À 67 ans, Serge Blanco, icône du rugby français, annonce sa candidature à la mairie de Biarritz, sa ville d'adoption, pour restaurer la confiance entre les habitants et la municipalité. Ancien joueur et dirigeant du Biarritz Olympique, il critique la fracture de la ville observée ces dernières années. Ses soutiens penchent vers le centre droit, sans positionnement partisan clair.

Serge Blanco, légende du rugby avec 93 sélections en équipe de France, a révélé sa candidature le 4 décembre via un communiqué à l'AFP. Né à Caracas en 1958 et arrivé à Biarritz enfant après le décès de son père, il exprime son attachement à cette commune de 25 000 habitants, historiquement ancrée à droite. « Depuis une dizaine d’années, j’ai vu Biarritz se fracturer.

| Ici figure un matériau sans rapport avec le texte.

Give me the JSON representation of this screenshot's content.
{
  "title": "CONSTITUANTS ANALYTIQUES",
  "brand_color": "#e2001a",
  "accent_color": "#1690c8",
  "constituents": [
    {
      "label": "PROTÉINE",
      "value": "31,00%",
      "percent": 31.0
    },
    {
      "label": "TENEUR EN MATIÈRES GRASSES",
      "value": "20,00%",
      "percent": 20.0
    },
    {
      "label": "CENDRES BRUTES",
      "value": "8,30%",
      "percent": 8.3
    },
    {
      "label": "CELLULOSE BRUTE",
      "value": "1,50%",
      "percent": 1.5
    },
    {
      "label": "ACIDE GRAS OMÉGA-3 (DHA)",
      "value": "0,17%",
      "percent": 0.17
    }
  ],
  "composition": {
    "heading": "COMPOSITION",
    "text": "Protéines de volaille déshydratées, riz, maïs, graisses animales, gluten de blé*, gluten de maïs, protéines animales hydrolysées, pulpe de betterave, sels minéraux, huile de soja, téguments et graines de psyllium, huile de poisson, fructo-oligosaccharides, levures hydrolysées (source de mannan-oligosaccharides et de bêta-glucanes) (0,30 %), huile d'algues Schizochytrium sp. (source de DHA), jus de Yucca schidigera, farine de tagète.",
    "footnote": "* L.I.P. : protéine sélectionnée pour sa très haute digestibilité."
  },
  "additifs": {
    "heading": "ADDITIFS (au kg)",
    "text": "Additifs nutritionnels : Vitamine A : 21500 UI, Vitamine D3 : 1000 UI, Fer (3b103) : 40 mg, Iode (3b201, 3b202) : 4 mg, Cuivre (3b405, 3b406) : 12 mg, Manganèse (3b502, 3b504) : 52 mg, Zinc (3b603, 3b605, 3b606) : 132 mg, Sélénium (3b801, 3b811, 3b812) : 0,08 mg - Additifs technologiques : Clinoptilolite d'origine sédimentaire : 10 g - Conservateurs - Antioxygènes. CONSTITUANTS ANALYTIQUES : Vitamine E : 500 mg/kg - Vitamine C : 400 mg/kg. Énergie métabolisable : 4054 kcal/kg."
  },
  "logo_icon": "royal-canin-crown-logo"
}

Le pacte de confiance entre les Biarrots et leur mairie s’est rompu », écrit-il, expliquant sa décision comme celle « d’un enfant de Biarritz » plutôt qu'un caprice.

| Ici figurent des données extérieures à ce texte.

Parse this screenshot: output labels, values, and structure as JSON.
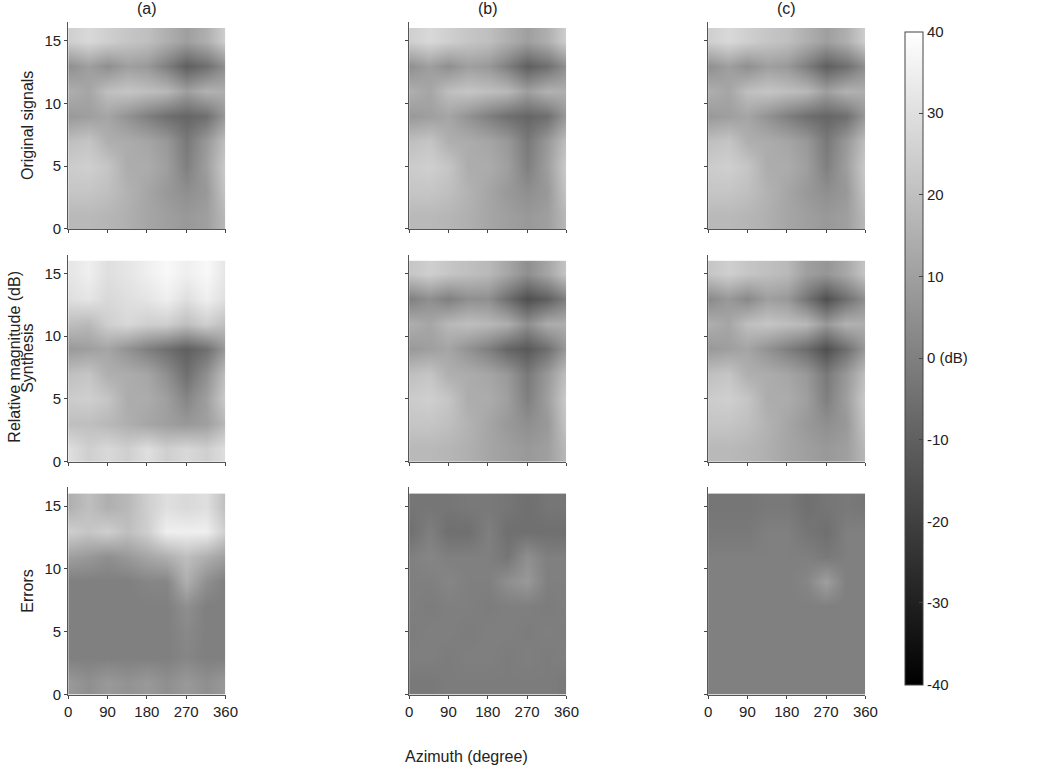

Son engagement politique surgit après une manifestation mi-septembre contre un projet immobilier sur le site d'Aguilera, stade du Biarritz Olympique. Ce dossier oppose la maire sortante LR Maider Arosteguy à l'ancien président du club Jean-Baptiste Aldigé, qui a évoqué une délocalisation face aux tensions sur la modernisation du stade. Le club, quintuple champion de France, végète en ProD2 depuis 2022 avec des problèmes financiers. Blanco, à la tête de l'association du rugby amateur local, demande de « stopper l’improvisation » et met en avant trois priorités : une gestion financière rigoureuse, une transition écologique et une démocratie de proximité.

Surnommé « le Pelé du rugby » pour ses 38 essais en Bleu – record battu récemment par Damian Penaud –, Blanco a brillé avec deux Grands Chelems en 1981 et 1987, et une finale de Coupe du monde en 1987. Après une carrière de consultant et dirigeant (premier président de la Ligue nationale de rugby de 1998 à 2008), ses ventures entrepreneuriales en hôtellerie et thalassothérapie ont sombré, avec la liquidation de sa holding en janvier 2020. Trois mois après Jean-Michel Aulas à Lyon, il juge « grand temps de redonner à Biarritz l’élan qu’elle mérite ». La maire Arosteguy salue son « engagement » sans plus de commentaire.